Might be worth noting that the annual television pre-season bus poster/billboard blitz is taking place all across Los Angeles... and Heroes has zero posters up. None. Nowhere. Last year's poster campaign was huge: in June the traditional eclipse logo one-sheets cropped up all over town, then in July they were replaced by similar posters with "VILLAINS" spray-painted in red across them, and in August they rolled out the cool individual-character one-sheets. And there were huge painted murals on the sides of buildings, and city buses were painted over with the character posters.
This season? Nothing. NBC Universal is not spending money promoting it. I think they're a little embarrassed.

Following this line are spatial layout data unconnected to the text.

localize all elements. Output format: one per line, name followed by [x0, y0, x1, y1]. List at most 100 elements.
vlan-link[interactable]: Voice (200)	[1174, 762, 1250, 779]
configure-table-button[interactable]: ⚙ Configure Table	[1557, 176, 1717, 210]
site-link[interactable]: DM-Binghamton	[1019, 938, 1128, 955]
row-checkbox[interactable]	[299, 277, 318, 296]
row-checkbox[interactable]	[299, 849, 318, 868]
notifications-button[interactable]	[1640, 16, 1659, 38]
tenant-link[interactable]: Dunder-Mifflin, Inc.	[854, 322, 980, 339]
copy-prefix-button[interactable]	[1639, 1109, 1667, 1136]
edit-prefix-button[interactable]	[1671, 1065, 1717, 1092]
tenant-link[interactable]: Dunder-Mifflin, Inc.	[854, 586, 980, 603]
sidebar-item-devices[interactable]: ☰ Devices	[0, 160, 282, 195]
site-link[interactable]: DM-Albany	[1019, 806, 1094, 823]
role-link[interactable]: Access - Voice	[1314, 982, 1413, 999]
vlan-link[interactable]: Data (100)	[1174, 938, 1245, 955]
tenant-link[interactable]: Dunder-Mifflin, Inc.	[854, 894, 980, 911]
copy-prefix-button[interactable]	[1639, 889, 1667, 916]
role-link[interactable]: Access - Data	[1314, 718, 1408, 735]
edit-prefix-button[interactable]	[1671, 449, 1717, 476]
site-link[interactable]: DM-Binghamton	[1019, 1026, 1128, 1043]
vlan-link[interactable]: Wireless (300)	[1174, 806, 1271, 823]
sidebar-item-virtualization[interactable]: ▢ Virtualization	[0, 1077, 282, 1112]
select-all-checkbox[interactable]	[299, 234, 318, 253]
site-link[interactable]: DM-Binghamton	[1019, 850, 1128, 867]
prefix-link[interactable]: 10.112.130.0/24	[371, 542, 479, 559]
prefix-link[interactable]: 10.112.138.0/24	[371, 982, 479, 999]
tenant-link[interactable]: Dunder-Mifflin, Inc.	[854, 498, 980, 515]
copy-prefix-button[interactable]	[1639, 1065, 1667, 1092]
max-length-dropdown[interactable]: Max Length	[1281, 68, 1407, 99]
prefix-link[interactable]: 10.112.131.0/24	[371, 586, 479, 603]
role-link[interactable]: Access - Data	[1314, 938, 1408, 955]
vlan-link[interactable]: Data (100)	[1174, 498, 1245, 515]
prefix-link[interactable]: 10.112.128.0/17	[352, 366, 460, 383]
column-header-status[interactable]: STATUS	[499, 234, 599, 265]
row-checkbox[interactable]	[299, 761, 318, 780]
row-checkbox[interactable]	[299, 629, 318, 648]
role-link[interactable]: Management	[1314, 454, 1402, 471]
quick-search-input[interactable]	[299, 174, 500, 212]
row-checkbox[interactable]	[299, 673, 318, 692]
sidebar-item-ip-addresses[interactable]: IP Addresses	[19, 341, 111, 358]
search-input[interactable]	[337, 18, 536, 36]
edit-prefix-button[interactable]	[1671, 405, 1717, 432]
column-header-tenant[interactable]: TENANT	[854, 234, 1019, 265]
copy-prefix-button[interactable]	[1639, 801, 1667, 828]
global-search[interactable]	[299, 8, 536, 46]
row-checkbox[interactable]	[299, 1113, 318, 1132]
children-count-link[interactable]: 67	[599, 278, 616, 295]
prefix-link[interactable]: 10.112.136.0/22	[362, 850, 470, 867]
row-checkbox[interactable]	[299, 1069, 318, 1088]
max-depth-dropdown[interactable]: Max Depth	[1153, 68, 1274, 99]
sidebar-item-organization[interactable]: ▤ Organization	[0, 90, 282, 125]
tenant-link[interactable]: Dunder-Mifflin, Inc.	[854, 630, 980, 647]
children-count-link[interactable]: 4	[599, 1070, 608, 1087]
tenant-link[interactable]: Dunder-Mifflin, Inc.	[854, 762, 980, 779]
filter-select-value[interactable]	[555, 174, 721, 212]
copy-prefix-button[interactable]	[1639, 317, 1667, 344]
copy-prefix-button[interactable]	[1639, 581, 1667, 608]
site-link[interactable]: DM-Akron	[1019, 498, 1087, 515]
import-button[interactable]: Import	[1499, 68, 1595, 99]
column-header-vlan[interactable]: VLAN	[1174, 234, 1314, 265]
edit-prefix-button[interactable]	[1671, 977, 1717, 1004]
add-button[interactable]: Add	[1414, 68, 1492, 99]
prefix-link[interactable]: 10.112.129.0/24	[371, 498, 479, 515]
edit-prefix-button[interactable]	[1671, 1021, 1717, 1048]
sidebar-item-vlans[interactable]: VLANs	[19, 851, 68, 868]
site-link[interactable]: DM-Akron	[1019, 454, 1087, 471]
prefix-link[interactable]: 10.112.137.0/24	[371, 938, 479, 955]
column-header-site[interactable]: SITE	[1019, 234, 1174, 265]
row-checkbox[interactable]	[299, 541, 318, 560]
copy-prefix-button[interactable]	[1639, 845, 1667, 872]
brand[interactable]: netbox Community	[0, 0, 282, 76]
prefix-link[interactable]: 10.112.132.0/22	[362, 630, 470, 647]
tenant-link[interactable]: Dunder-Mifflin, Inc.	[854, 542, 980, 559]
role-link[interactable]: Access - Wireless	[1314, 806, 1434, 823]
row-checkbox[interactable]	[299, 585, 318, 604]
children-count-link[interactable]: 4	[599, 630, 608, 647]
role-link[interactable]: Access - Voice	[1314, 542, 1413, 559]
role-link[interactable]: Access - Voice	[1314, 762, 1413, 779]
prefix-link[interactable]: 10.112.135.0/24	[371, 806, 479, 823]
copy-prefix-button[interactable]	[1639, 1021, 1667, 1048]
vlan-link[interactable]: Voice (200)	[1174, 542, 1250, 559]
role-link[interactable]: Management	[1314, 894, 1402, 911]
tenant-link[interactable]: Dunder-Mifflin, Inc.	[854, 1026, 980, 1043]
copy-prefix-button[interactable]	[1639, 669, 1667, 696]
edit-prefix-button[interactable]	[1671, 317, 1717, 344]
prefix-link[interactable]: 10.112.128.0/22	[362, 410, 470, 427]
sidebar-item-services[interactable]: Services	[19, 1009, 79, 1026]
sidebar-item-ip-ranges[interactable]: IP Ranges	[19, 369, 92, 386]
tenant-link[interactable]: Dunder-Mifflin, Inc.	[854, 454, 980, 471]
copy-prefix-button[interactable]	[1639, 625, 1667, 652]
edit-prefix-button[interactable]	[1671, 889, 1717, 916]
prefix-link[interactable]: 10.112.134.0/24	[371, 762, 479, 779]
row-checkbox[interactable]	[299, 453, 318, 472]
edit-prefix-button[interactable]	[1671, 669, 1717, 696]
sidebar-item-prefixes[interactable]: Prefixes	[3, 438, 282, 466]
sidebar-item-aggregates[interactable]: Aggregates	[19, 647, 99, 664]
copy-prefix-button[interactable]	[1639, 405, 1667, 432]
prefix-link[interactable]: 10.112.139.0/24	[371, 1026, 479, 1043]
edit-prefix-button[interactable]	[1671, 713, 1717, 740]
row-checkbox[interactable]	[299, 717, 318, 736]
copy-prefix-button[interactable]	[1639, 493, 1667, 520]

So...you'll be doing one recap, then?...
Then suddenly, unexpectedly, Mohinder walks by in the background of a scene in episode 6 and like moths to a flame you're back...but only recapping that one scene. I mean, you've got to have standards.
There are no posters up? Yikes. Then again I think most of us are expecting this to be the final season of the show (barring a miracle or a tragedy, depending on your opinion). If I see Mohinder say, "screw it" and hop a plane back to India where he begins teaching again while doing research in his spare time and develops quite a following in his own right (as a geneticist) I'll take it.
Yeah, no bus posters. No billboards. No hype. I think NBC is deliberately reducing expectations. Probably a good strategy.
I think they'll all do okay for themselves post-Heroes, even with how far the show has fallen. Quinto's been taking a tremendous amount of crap for how bizarrely Sylar was presented last season (I mean, The Power of Empathy? Whose brainchild was that?), but it's more than balanced by the praise for he got for Trek. I think Heroes will only help Sendhil, Masi, Grunberg et al snag good projects after Heroes fades away for good.
(I'm tired. I've typed "Hereos" twice, which sounds like some ungodly combination of Heroes and Oreos.)